Dieses Thema im Forum "Rund um die Erziehung" wurde erstellt von Melanie, 9. Juni 2003.

  1. Hallo Kerstin,

    nun bin ich schon zwei Wochen wieder zuhause und habe noch voller Stolz bei der Therapeutin dort gesagt, ich habe keine Probleme mit meinem Kind. Und jetzt bin ich völlig verzweifelt. Habe mir auch schon sämtliche Treads über Trotz durchgelesen, habe aber leider mein Buch "Babyjahre" verliehen, das mich vielleicht beruhigen könnte.

    Wir hatten ja schon hin und wieder kleine Trotzanfälle, ich nur bei ihr geblieben und sie hat sich auch immer wieder schnell beruhigt. Seit gestern sieht ihr Schreien auch wieder nach Trotz aus, obwohl ich keinen Grund dafür sehen kann, einen Trotzanfall zu bekommen.

    Heute abend habe ich sie in ihr Zimmer gebracht, damit ich in Ruhe zu Ende essen konnte, sonst hätte sie solange getreten, bis sie mit dem Hochstuhl umgekippt wäre, natürlich alles mit Schreien. Und somit fing das Drama an. Ein typischer Trostanfall würde ich sagen, nur ein sehr heftiger. Ich bin dann natürlich auch zu ihr, damit sie sieht, ich bin da, wenn sie will. Nichts. Sie lag total apathisch auf dem Boden und hat nur geschrien. Angsteinflösend fast. Das Ganze ging dann fast eine dreiviertel Stunde, ich immer dabei geblieben, mit ganz viel Kopfstossen, das ich Kopfschmerzen bekam. Jetzt hat sie eine riesen Beule am Kopf. Dann kam sie zu mir, ich kniete, und wollte auf den Arm. Hab ich auch gemacht. Sie wollte wieder runter, hab ich dann auch gemacht und sie fing wieder an. Heute habe ich sie zwischendurch mal so lange festgehalten, bis sie sich wieder beruhigt hatte, aber auch jetzt war nichts mehr zu machen. Ehrlich gesagt, wäre ich am Liebsten gegangen und hätte geweint, hinterher habe ich es auch getan.

    Nach einer knappen Stunde habe ich ihr dann Lavendel auf das T-Shirt getropft und ihr ein Virbucol-Zäpfchen gegeben, weil ich mir einfach keinen Rat mehr wusste und ich mir dachte, sie käme von alleine nicht mehr runter. Bin dann mit ihr im Zimmer rumgelaufen. Sie wollte dann ins Bett, ich sie reingelegt und was macht sie: sie lacht mich an!

    Also wirklich ein Trotzanfall. Bloss, ich wäre am Liebsten mit ihr ins KH gefahren, weil ich einfach nicht mehr weiter wusste. Nun meine Frage: Wann ist das noch normal und wann ist das wirklich ein Fall von Verhaltensstörung? Ich glaube durch Sascha bin ich da ziemlich sensibel, aber das fand ich wirklich nicht mehr normal. Habe ich mich richtig verhalten, denn gewonnen hat sie ja eigentlich nicht.

    Ich war wirklich völlig hilflos, obwohl ich zwischendurch ein bißchen lächeln musste, weil sie ja ein ganz schöner Dickkopf ist und ich mir dachte, das ist Ich-Bewusstsein!

    Melanie

    Herzlichen Glückwunsch auch von mir an Mia. Ich hoffe, ihr hattet einen schönen Tag und ganz viel Kuchen :-D
     
  2. Melanie,

    ich kann nicht beurteilen, ob du dich "richtig" verhalten hast. Erstens denke ich, dass du das selber merkst und zweitens habe ich die Anfangssituation nicht mitbekommen.

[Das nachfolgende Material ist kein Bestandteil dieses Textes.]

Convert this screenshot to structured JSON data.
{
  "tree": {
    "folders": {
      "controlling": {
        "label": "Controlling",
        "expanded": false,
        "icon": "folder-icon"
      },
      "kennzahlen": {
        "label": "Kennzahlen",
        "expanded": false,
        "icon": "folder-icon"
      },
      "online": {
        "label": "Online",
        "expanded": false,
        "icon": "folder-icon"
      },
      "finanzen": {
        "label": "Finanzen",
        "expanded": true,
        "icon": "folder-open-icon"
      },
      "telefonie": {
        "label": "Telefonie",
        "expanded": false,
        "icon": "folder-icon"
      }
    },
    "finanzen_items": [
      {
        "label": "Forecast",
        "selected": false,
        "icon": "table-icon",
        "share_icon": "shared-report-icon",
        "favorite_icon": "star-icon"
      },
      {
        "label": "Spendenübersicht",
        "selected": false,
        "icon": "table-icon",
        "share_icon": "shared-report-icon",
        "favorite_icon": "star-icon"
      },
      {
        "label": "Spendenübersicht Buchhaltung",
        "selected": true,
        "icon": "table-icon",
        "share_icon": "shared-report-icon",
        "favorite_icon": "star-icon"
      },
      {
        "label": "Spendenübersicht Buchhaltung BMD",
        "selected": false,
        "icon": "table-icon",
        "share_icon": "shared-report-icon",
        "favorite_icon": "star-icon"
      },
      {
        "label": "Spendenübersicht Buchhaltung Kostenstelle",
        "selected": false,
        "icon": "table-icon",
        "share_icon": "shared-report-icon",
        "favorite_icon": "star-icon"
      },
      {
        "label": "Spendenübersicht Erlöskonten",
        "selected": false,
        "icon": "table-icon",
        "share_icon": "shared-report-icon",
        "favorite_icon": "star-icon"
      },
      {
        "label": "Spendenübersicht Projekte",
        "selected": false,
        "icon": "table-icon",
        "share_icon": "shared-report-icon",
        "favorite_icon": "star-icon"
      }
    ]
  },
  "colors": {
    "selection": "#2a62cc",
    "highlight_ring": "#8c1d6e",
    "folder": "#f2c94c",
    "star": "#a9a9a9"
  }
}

    Ich kann dir nur grundsätzliches sagen:
    Sitzt sie in ihrem Hochstuhl und macht Faxen, erkläre ihr mit klaren, deutlichen aber ruhigen Worten, dass sie so vom Stuhl fällt und sich ganz arg weh macht. Versuche Sätze mit "nicht" oder "kein" zum umgehen. Z.B. "Das geht so nicht". Hört sie nicht auf, sage ihr, dass sie vom Stuhl runtermuss, wenn sie sich jetzt nicht hinsetzten kann. Führe das aus, wenn´s nicht klappt. Schreit sie dann wie am Spieß, beuge dich runter zu ihr, nimm sie an den beiden Oberarmen, schau ihr in die Augen und sage ihr, dass sie sich wieder reinsetzen kann und am Tisch mitessen kann, wenn sie ordentlich in ihrem Stuhl sitzenbleibt.
    Wenn es doch nicht klappt, machst du die ganze Schoose noch mal von vorne. Klappt es dann wieder nicht, muss sie halt vom Stuhl unten bleiben, da es einfach zu gefährlich ist.

    Melanie, versuche, dass es erst gar nicht zu einem Kampf im Kinderzimmer kommt und bleibe ruhig. Du brauchst dir das überhaupt nicht zu Herzen nehmen und dir Gedanken machen, ob das nun alles so ganz richtig war. Versuche an der Ausgangssituation zu arbeiten, nicht dann, wenn schon alles vorbei ist.